Comment Re:Can someone explain to me (Score 1) 242

> Absolutely, unequivocally, no.

Well, maybe you dont, but I do.

> create a tyranny of the majority

Can you give me an example of a direct democracy gone wrong? You probably cant, because the only direct democracy existing is Switzerland, and it works perfectly fine. I, on the other hand, can give you a long list of the supposedly better representative democracies gone wrong. Nazi Germany grew out of a representative democracy, for example. Hitler was an cleanly elected "representative". And because their politicians decisions were unstoppable, suddenly millions of Germans had to go and die on the Ostfront, because there was no way to democratically override Hitlers decisions.

> makes changing certain aspects of governmental operation incredibly difficult.

This similarly means that when the representative goverment goes wrong, for example with copyright policy or the "war on drugs", it is also incredibly difficult to change that. So for representative democracy to be "better", you actually have to assume that it already _is_ better, and not allow any change (or make the change so hard to be effectively impossible). But this assumption is demonstrably wrong.

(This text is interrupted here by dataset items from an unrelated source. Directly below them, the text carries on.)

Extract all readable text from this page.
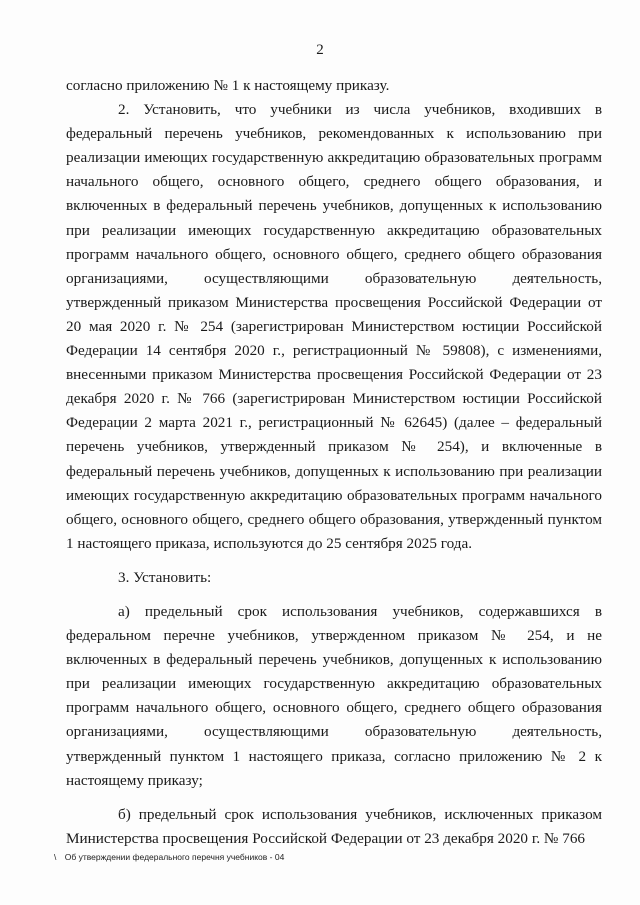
2

согласно приложению № 1 к настоящему приказу.

2. Установить, что учебники из числа учебников, входивших в федеральный перечень учебников, рекомендованных к использованию при реализации имеющих государственную аккредитацию образовательных программ начального общего, основного общего, среднего общего образования, и включенных в федеральный перечень учебников, допущенных к использованию при реализации имеющих государственную аккредитацию образовательных программ начального общего, основного общего, среднего общего образования организациями, осуществляющими образовательную деятельность, утвержденный приказом Министерства просвещения Российской Федерации от 20 мая 2020 г. № 254 (зарегистрирован Министерством юстиции Российской Федерации 14 сентября 2020 г., регистрационный № 59808), с изменениями, внесенными приказом Министерства просвещения Российской Федерации от 23 декабря 2020 г. № 766 (зарегистрирован Министерством юстиции Российской Федерации 2 марта 2021 г., регистрационный № 62645) (далее – федеральный перечень учебников, утвержденный приказом № 254), и включенные в федеральный перечень учебников, допущенных к использованию при реализации имеющих государственную аккредитацию образовательных программ начального общего, основного общего, среднего общего образования, утвержденный пунктом 1 настоящего приказа, используются до 25 сентября 2025 года.

3. Установить:

а) предельный срок использования учебников, содержавшихся в федеральном перечне учебников, утвержденном приказом № 254, и не включенных в федеральный перечень учебников, допущенных к использованию при реализации имеющих государственную аккредитацию образовательных программ начального общего, основного общего, среднего общего образования организациями, осуществляющими образовательную деятельность, утвержденный пунктом 1 настоящего приказа, согласно приложению № 2 к настоящему приказу;

б) предельный срок использования учебников, исключенных приказом Министерства просвещения Российской Федерации от 23 декабря 2020 г. № 766

\ Об утверждении федерального перечня учебников - 04
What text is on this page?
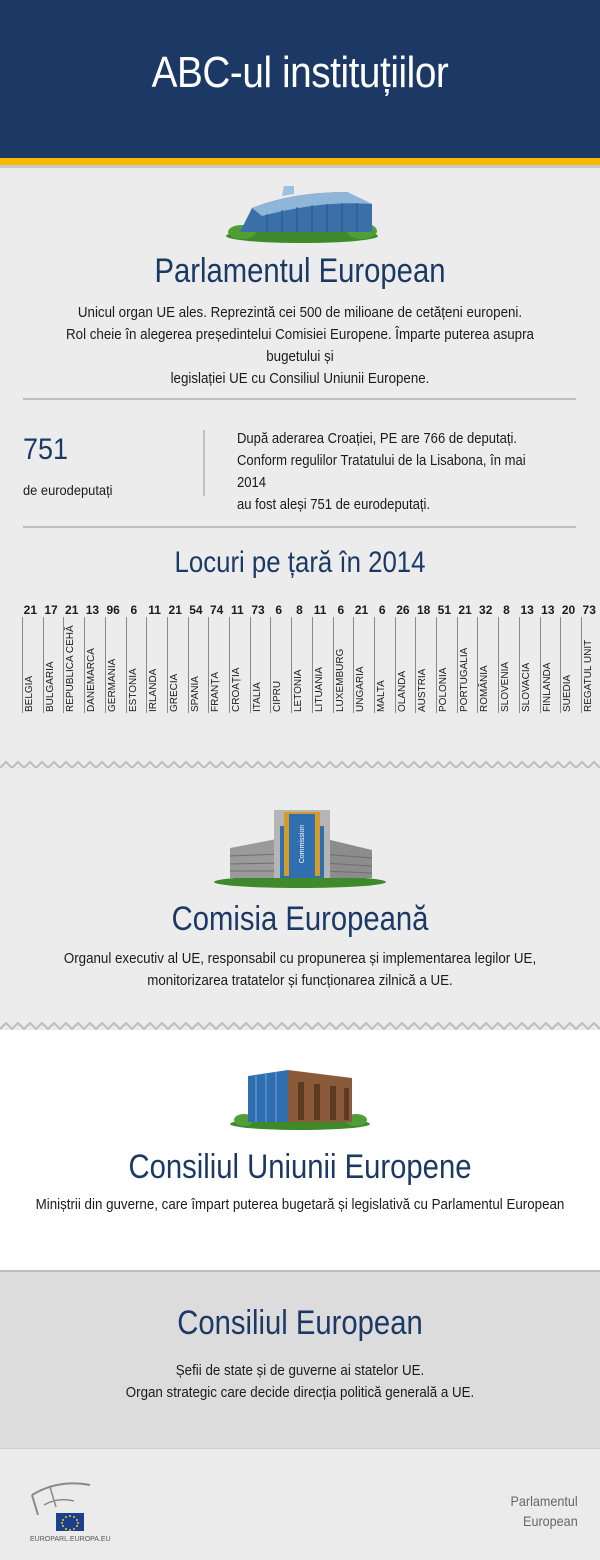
ABC-ul instituțiilor
Parlamentul European
Unicul organ UE ales. Reprezintă cei 500 de milioane de cetățeni europeni.
Rol cheie în alegerea președintelui Comisiei Europene. Împarte puterea asupra bugetului și
legislației UE cu Consiliul Uniunii Europene.
751
de eurodeputați
După aderarea Croației, PE are 766 de deputați.
Conform regulilor Tratatului de la Lisabona, în mai 2014
au fost aleși 751 de eurodeputați.
Locuri pe țară în 2014
21
BELGIA
17
BULGARIA
21
REPUBLICA CEHĂ
13
DANEMARCA
96
GERMANIA
6
ESTONIA
11
IRLANDA
21
GRECIA
54
SPANIA
74
FRANȚA
11
CROAȚIA
73
ITALIA
6
CIPRU
8
LETONIA
11
LITUANIA
6
LUXEMBURG
21
UNGARIA
6
MALTA
26
OLANDA
18
AUSTRIA
51
POLONIA
21
PORTUGALIA
32
ROMÂNIA
8
SLOVENIA
13
SLOVACIA
13
FINLANDA
20
SUEDIA
73
REGATUL UNIT
Commission
Comisia Europeană
Organul executiv al UE, responsabil cu propunerea și implementarea legilor UE,
monitorizarea tratatelor și funcționarea zilnică a UE.
Consiliul Uniunii Europene
Miniștrii din guverne, care împart puterea bugetară și legislativă cu Parlamentul European
Consiliul European
Șefii de state și de guverne ai statelor UE.
Organ strategic care decide direcția politică generală a UE.
EUROPARL.EUROPA.EU
Parlamentul
European
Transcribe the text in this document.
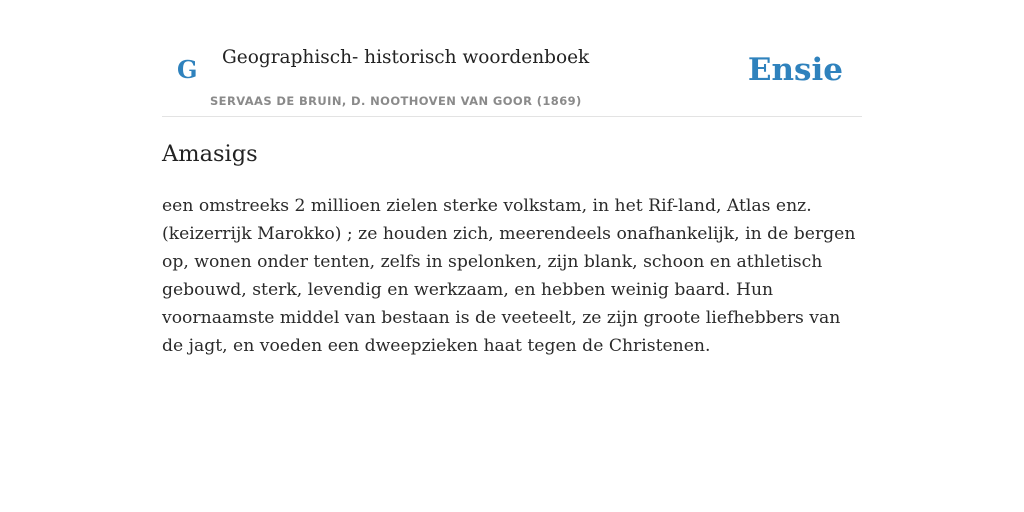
G Geographisch- historisch woordenboek
SERVAAS DE BRUIN, D. NOOTHOVEN VAN GOOR (1869)
Ensie
Amasigs

een omstreeks 2 millioen zielen sterke volkstam, in het Rif-land, Atlas enz. (keizerrijk Marokko) ; ze houden zich, meerendeels onafhankelijk, in de bergen op, wonen onder tenten, zelfs in spelonken, zijn blank, schoon en athletisch gebouwd, sterk, levendig en werkzaam, en hebben weinig baard. Hun voornaamste middel van bestaan is de veeteelt, ze zijn groote liefhebbers van de jagt, en voeden een dweepzieken haat tegen de Christenen.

Comment Re:Can someone explain to me (Score 4, Insightful) 242

For direct democracy to work you dont have to give up representative democracy, you can make direct democracy optional, like in switzerland, so that if enough people _want_ to vote on a topic they perceive important, they can.

At the current representative level, we're basically not allowed to vote on copyright, becaue our "representatives" dont like the probable outcome of the vote. So they simply enforce their policy against the "will of the people", leaving us with a de facto dictatorship with respect to copyright. We cant vote on it, and those we voted in wont do as we want, leading to a situation where the law whether something is legal or illegal absolutely does not represent the public opinion whether something actually is right or wrong.

In switzerland, representative democracy works as usual, but if enough people collect signatures, they have a way to vote to override politician's decisions. They can stop unpopular laws. In Germany, we cant. If our goverment decides to crack down on filesharing, we cant stop them. If our goverment decides to go to war against iran because of some "NATO obligations", we cant stop them. All we can do is wait for 4 years and then vote in somebody else and pray that he wont do the same, because we cant stop him either. The whole problem originates in the fact that our politicians, once they're in after making false promises, they _know_ that they're literally unstoppable and behave accordingly.

What Pirates want for Germany and what the Swiss already have in Switzerland, is to make politicians stoppable and their decisions reversible, immediately by popular vote, not by waiting 4 years and then hoping their successors are going to reverse it like they "promised".

Comment Re:Can someone explain to me (Score 1) 242

> The problem with system itself originally was scaling, it simply didn't scale well beyond small city-state sized community

So if real democracy is impossible above a certain size, does that mean that getting (or staying) above a certain size is a method to circumvent real democracy?

If Germany is too big for direct democracy, then split it up in chunks small enough for direct democracy to work.

I think that they're attempting a similar coup with the EU: First get big enough for representative democracy to not scale any more, then complain that even representative democracy isnt scaling, then get rid even of representative democracy because only some authoritarian construct scales to that size.